In a blog from FireEye the company’s Mandiant Red Team detected CVE-2016-2060 which leverages CWE-20 (Improper Input Validation). CodeAurora “the netd service does not properly validate the interface name when a new upstream interface is added. This invalid name is then susceptible to be used as an argument in subsequent system commands.” “Netd” is something that Qualcomm modified years ago to provide additional tethering capabilities. A malicious user could execute commands as the “radio” system user.
Basically it allows low-privileged apps from Google Play to access sensitive data that’s supposed to be off-limits on a phone running Android. Devices running Android 4.3 (“Jelly Bean MR2”) or older are the most affected by the vulnerability although newer devices are affected but to a lesser extent.

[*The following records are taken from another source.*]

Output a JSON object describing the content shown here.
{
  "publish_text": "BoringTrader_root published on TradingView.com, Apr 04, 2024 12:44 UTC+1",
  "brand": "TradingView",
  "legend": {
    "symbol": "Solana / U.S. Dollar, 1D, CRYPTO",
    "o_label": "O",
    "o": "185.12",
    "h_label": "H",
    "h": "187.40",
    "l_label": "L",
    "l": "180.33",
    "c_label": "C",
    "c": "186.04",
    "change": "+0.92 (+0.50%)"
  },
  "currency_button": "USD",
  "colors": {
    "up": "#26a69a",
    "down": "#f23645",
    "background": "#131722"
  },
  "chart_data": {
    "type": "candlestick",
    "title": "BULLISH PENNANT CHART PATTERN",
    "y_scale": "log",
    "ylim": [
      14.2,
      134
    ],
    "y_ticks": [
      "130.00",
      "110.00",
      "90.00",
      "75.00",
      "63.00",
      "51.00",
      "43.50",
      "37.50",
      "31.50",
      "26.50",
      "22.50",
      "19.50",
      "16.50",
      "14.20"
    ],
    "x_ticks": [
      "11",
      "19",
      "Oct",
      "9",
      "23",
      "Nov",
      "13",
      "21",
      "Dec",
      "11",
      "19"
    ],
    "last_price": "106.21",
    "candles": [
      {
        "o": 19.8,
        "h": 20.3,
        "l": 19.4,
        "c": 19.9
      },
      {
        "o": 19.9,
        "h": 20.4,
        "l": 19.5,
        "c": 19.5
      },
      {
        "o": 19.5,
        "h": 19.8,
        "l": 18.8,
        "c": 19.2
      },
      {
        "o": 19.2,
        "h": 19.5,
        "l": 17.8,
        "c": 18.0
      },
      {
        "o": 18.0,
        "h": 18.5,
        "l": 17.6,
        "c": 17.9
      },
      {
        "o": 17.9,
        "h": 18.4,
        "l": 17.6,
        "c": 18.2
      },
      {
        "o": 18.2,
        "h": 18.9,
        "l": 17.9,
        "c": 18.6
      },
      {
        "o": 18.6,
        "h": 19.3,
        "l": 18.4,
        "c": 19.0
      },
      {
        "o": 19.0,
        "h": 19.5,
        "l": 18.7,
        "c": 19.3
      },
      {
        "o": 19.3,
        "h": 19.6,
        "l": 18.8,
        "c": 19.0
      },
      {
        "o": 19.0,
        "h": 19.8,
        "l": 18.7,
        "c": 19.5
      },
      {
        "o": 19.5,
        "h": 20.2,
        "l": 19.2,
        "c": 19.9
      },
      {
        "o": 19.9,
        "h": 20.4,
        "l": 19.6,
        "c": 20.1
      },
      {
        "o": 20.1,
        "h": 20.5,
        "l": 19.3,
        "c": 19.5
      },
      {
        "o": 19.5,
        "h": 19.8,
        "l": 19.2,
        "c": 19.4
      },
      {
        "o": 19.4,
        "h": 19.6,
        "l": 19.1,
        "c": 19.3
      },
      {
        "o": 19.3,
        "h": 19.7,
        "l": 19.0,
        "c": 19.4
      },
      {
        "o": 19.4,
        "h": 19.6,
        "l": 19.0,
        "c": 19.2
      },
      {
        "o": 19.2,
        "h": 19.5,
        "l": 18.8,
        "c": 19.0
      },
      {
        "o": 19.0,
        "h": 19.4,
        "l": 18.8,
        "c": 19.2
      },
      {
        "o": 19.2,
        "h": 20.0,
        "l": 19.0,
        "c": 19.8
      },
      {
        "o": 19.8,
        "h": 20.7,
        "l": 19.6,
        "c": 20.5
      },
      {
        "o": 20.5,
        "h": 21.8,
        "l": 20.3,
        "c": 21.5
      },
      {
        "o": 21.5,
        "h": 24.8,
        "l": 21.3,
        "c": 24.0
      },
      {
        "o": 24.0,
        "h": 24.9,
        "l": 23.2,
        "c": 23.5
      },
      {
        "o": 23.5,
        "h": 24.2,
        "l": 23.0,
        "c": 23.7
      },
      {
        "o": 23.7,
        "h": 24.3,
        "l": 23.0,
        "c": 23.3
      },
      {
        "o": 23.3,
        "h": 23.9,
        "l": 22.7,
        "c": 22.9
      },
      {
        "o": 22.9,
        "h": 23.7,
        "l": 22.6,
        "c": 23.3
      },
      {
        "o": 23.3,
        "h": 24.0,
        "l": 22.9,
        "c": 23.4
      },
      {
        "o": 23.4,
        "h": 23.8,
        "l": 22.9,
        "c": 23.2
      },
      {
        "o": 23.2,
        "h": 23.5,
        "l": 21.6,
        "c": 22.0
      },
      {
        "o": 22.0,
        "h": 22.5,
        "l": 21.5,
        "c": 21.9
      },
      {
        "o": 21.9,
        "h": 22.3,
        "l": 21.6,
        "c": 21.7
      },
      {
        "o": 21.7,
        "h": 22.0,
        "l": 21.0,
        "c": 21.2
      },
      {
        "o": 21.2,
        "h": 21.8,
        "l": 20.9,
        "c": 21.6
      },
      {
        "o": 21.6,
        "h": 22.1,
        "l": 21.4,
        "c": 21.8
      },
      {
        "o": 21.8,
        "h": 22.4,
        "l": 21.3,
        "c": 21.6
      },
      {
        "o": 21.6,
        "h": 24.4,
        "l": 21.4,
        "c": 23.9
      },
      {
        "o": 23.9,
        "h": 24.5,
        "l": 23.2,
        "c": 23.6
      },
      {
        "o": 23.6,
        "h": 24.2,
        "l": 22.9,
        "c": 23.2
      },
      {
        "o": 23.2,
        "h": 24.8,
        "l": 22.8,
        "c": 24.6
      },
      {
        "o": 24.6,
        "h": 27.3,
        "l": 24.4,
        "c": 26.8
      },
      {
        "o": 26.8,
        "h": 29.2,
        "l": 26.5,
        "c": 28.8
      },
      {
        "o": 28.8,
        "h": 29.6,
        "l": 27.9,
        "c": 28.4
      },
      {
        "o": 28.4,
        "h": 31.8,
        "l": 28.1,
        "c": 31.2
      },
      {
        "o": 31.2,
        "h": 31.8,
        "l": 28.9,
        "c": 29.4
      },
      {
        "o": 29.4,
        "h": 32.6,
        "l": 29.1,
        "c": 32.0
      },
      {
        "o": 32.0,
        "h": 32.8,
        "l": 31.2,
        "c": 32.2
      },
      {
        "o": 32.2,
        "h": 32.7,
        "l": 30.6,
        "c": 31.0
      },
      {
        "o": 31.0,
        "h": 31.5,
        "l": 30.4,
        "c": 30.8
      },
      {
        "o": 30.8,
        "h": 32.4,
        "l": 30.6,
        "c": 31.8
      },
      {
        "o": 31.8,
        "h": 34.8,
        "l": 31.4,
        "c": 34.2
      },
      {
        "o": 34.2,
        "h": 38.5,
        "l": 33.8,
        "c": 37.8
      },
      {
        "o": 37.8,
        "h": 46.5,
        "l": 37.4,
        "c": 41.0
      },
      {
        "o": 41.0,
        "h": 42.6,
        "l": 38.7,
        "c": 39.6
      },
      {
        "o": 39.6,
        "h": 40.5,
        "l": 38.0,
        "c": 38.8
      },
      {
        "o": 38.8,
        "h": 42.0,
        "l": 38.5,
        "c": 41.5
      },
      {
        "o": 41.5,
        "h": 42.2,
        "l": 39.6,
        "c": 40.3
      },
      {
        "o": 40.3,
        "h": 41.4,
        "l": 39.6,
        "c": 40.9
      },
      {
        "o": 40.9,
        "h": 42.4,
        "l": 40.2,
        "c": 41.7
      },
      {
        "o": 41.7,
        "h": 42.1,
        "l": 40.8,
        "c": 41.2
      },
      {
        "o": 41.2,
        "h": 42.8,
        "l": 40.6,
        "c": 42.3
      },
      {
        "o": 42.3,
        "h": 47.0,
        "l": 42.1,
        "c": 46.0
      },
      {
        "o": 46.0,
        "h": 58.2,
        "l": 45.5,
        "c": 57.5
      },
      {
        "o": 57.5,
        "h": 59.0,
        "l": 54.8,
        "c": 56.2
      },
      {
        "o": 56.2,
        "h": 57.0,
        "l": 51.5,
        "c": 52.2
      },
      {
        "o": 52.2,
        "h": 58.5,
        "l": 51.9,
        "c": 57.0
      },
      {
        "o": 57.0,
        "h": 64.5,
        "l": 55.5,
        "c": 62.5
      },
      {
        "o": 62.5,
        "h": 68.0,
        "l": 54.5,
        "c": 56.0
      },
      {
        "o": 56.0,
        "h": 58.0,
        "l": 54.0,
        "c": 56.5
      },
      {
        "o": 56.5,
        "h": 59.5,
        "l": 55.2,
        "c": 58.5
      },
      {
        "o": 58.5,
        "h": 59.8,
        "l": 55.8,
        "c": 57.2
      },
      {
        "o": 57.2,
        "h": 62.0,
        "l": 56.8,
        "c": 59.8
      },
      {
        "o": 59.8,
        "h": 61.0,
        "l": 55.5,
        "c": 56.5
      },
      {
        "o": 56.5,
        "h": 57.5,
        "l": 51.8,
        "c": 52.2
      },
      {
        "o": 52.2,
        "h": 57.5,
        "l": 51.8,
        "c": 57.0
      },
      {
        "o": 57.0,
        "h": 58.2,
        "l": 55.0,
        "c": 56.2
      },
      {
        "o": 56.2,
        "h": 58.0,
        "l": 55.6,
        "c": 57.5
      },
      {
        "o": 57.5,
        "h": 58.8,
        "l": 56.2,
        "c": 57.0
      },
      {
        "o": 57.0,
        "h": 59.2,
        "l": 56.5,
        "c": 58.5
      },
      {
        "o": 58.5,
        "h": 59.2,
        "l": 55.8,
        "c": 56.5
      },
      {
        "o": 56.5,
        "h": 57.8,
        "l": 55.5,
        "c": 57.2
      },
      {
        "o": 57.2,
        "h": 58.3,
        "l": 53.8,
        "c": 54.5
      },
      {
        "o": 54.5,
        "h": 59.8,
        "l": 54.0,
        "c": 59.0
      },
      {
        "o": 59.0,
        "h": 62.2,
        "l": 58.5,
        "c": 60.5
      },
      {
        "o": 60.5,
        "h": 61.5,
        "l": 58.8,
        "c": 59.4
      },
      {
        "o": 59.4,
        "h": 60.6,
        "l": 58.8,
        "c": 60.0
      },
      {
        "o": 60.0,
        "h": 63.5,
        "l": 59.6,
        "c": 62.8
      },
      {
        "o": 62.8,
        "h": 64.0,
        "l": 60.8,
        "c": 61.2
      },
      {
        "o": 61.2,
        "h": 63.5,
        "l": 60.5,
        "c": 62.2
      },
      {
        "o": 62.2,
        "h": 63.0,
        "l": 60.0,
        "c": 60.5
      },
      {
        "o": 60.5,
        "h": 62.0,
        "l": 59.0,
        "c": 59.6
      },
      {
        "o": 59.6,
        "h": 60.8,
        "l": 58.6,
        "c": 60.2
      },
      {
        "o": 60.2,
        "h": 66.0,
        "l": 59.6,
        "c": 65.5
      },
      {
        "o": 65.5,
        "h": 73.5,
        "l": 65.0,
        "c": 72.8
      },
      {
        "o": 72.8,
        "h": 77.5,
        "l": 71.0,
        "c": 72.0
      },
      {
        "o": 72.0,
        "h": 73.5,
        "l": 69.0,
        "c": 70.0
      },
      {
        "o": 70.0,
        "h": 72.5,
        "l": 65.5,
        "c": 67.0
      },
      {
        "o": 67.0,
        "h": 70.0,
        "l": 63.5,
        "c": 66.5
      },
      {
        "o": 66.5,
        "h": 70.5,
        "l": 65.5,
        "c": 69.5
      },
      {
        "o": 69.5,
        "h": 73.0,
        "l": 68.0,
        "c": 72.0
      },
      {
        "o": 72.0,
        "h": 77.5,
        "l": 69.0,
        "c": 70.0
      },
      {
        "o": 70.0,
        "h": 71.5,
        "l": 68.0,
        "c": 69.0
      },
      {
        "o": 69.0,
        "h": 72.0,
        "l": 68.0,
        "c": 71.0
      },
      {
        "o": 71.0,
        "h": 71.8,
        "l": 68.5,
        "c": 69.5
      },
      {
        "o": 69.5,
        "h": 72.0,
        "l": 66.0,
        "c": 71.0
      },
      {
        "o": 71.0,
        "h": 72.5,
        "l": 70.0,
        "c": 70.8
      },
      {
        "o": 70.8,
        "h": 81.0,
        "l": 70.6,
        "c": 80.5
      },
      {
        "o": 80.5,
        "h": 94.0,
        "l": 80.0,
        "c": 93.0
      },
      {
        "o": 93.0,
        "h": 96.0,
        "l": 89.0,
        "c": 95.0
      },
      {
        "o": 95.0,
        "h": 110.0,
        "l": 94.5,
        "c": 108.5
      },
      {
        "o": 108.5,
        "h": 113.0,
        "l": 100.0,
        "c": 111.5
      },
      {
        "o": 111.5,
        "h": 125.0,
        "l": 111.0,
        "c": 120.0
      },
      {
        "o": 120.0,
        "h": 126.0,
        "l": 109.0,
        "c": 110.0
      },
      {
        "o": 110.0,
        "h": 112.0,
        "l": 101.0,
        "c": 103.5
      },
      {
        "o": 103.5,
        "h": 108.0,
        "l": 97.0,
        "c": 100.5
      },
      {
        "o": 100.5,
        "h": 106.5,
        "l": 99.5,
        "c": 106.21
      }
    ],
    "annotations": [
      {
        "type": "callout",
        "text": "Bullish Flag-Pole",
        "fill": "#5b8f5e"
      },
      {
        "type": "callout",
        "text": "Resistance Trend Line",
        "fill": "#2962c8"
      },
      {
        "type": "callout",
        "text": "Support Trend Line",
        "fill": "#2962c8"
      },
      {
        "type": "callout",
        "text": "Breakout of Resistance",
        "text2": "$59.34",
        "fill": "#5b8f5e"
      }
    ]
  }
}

“CVE-2016-2060 has been present on devices since at least 2011 and likely affects hundreds of Android models around the world,” FireEye researchers wrote. “This vulnerability allows a seemingly benign application to access sensitive user data including SMS and call history and the ability to perform potentially sensitive actions such as changing system settings or disabling the lock screen. Devices running Android 4.3 (“Jelly Bean MR2”) or older are the most affected by the vulnerability, and are likely to remain unpatched. Newer devices utilizing SEAndroid are still affected, but to a lesser extent.”
Google patched the Android vulnerability on May 1. However many Android users do not receive all updates from Google as carriers and handset makers are slow to push these updates out to end-users and end-users are also slow to install the updates when offered.